In 11th grade, I had an excellent economics teacher. He really got me interested in the topic, and helped me take the AP even though it wasn't an AP course. But the one thing that always annoyed me was the claim that, "By 2023, computing power in the world will exceed human brain power. This means that computers will program themselves!" I would always try to tell him, no, that's completely implausible, but could never convince him. When I mentioned this to a friend, he said, "They'll program themselves, but not until 2050." This view is far to common for me to resist refuting it here.

Computers programming themselves is at once impossible and already happening. It's already happening in the sense of compilers and libraries. Because of compilers, programmers don't write in ones and zeros that computers understand; they write in a language that describes things more directly, and then the computer "programs itself," converting that programmer-intelligible code into computer code. Similarly, libraries (reusable source code components) let programmers write drastically less. It's gotten so advanced that, to a large degree, programming is assembling preexisting components.

But it can't get much further than this. Text files for source code may disappear (I doubt it), but the programmer never will. An increase in computing power won't do it. All computers are basically Turing-complete*, so they can already perform every operation that any other computer could possibly perform. This may be at a slower rate, but the same amount of things are possible. No physical device can do more than what a Turing machine (or an equivalent machine, like the computer you're reading this on) can do. Even if, in 2023 or 2050, there is a trillion times more computing power than there is today, no new computations will be available; they'll just be faster. So if it will ever be possible for computers to program themselves any more than they already do, it's already possible. Someone just has to program it.

But advances in artificial intelligence or similar technologies won't make computers program themselves either.

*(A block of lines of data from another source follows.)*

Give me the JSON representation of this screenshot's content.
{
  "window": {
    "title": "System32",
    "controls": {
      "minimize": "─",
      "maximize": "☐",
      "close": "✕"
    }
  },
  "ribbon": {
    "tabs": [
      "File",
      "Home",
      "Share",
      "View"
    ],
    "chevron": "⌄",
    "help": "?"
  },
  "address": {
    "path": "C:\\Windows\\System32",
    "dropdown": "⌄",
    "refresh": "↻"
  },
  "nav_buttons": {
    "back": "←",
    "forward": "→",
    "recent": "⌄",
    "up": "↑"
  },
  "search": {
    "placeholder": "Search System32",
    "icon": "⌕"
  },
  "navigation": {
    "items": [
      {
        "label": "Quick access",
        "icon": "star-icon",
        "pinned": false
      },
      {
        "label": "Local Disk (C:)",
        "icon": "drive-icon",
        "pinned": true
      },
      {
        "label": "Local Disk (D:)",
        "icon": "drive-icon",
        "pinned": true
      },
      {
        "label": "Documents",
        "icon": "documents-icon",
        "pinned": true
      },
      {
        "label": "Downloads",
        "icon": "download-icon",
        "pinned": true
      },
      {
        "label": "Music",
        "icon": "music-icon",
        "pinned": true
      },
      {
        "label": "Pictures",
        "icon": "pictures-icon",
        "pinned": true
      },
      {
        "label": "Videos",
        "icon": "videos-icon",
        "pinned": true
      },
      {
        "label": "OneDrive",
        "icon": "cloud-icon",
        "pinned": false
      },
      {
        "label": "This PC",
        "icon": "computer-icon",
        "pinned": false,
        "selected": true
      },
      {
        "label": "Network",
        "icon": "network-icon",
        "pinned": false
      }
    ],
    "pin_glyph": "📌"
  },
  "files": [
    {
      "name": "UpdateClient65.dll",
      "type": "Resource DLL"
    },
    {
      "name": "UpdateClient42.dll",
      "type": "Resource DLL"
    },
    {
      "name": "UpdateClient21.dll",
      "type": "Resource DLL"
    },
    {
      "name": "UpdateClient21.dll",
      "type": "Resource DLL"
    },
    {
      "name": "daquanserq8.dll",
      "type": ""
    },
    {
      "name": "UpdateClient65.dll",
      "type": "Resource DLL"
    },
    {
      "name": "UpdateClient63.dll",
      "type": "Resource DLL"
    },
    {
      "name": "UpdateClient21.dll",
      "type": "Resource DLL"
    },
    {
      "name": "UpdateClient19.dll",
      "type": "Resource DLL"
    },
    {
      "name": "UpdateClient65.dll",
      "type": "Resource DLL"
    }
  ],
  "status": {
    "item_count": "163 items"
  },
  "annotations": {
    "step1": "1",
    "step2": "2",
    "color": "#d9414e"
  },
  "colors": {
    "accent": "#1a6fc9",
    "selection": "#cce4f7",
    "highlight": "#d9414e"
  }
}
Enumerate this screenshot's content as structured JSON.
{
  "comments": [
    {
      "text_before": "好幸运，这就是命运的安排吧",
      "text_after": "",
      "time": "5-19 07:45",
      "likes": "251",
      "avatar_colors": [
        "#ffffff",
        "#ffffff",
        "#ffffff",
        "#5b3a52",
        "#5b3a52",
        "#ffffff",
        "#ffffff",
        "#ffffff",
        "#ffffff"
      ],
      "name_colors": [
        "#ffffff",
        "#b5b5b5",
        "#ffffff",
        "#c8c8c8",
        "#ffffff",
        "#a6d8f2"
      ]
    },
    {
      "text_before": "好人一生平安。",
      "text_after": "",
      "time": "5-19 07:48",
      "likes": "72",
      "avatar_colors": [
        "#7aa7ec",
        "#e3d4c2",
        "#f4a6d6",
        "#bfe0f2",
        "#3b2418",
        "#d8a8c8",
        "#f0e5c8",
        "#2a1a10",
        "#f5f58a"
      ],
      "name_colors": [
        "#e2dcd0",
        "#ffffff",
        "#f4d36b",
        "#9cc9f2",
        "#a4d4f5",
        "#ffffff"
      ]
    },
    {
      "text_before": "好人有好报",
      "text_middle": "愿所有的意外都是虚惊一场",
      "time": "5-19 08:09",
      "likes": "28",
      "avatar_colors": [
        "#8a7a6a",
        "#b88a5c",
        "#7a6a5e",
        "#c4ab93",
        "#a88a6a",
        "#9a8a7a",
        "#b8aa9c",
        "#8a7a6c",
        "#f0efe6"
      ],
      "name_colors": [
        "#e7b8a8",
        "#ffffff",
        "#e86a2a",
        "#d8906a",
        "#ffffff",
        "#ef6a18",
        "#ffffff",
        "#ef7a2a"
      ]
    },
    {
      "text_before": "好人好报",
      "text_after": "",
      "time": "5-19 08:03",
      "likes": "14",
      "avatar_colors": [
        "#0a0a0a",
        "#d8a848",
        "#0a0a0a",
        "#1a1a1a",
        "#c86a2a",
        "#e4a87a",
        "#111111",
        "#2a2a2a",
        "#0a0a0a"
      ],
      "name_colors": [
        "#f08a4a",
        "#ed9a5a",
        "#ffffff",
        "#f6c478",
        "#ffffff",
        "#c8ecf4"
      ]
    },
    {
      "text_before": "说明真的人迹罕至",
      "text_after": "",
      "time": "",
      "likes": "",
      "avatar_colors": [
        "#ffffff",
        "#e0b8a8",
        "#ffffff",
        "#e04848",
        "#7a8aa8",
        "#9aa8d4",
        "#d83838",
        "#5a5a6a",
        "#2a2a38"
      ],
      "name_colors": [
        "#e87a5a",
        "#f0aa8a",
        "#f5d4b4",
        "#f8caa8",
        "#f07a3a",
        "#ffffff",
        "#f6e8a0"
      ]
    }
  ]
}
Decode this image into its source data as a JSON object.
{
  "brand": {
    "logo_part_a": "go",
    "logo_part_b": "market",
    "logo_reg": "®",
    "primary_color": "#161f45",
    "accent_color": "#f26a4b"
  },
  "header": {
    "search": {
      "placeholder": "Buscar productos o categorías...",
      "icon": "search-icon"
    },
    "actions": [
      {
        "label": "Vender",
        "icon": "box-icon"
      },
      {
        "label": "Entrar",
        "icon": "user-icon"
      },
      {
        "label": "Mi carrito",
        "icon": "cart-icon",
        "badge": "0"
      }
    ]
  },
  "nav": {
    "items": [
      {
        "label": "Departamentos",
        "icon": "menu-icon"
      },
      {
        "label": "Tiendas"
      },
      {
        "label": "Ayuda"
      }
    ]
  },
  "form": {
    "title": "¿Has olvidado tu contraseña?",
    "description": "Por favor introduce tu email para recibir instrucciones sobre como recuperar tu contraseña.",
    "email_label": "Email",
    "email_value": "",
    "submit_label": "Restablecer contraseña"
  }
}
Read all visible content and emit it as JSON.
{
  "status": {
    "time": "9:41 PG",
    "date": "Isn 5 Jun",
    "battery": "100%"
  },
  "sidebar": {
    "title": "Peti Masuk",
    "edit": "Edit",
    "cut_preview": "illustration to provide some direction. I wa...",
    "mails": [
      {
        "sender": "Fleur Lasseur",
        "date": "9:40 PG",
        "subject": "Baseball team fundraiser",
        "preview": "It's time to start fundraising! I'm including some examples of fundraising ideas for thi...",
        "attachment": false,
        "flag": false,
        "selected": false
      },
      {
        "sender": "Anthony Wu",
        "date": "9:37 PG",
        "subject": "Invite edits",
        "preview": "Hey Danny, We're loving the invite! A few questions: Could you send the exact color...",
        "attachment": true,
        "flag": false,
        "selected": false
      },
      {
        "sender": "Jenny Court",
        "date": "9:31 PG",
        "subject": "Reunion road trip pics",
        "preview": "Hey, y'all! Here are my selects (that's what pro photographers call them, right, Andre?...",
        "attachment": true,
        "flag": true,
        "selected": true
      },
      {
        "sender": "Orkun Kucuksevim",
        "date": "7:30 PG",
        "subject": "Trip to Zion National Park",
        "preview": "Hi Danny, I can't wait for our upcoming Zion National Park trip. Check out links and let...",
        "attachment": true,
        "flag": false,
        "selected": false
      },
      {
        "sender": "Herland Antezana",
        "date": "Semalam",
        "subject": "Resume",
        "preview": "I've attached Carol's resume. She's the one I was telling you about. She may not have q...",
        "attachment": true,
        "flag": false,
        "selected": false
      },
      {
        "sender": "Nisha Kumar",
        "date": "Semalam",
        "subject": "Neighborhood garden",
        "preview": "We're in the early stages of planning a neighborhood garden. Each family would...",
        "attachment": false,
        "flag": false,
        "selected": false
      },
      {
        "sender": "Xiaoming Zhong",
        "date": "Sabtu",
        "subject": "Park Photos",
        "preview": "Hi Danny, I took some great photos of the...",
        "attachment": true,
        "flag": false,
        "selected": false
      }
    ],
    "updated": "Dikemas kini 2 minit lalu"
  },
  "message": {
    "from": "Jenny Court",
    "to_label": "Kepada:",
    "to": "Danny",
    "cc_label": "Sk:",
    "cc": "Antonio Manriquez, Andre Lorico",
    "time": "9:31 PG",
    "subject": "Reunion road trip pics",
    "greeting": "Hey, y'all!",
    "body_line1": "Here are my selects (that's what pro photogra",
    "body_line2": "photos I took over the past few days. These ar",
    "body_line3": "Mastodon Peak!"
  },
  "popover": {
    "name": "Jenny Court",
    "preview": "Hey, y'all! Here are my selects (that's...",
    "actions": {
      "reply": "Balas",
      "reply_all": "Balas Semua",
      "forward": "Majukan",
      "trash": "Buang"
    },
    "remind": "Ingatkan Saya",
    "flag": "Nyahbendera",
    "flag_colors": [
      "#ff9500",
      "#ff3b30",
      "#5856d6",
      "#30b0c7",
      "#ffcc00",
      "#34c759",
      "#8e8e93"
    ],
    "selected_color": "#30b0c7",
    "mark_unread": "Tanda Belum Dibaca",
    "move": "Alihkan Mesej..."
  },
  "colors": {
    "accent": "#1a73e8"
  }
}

No matter what happens, computers still have to be told what to do. What they are told to do could be some complex behavior, such as behaving like a neural net (this isn't as useful as it sounds) or find rules and make decisions based on statistical analysis of a situation and past responses (this is a bit more useful). But the most useful operations have nothing to do with AI or learning. These include things like sorting a list, multiplying two matrices, and displaying a GUI window. These can only be done by a algorithmic process: directly or indirectly, someone has to tell the computer which element in the list to compare to which, what matrix elements multiply with what, or where to place the pixels in the window on the screen. Furthermore, effective programmers need to understand these algorithms, at least a little bit, in order to combine them in an efficient way. There is no way to avoid this eventuality. The best we can do is build detailed, useful libraries, so code only has to be written once, and make a good, high-level programming language so programmers can express their ideas in a simple, logical way.

This isn't to say that programming will always stay the way it is now. Programming in modern languages like Java, Haskell or Factor today is radically different from programming in C or assembler 25 years ago**, and from punch cards 25 years before that. In 25 years, things will be very different, possibly even with new input devices (such as graphical programming or voice commands; these have problems too, but that's another blog post). But computers won't ever program themselves as long as they exist; there will always be someone who has to directly tell them what to do.

As an author, I'm not very persuasive. So to anyone I haven't convinced, I will extend a bet: for any amount, in any finite time frame, I bet you that computers will not program themselves.

* Actually, only computers with an infinite supply of memory are truly Turing-complete, because there is an infinite number of possible algorithms. But in practice, computers can do pretty much whatever we want them to do, and this ability will not change significantly with time.

** Those languages are still used today, but not usually used as the primary language for constructing an application.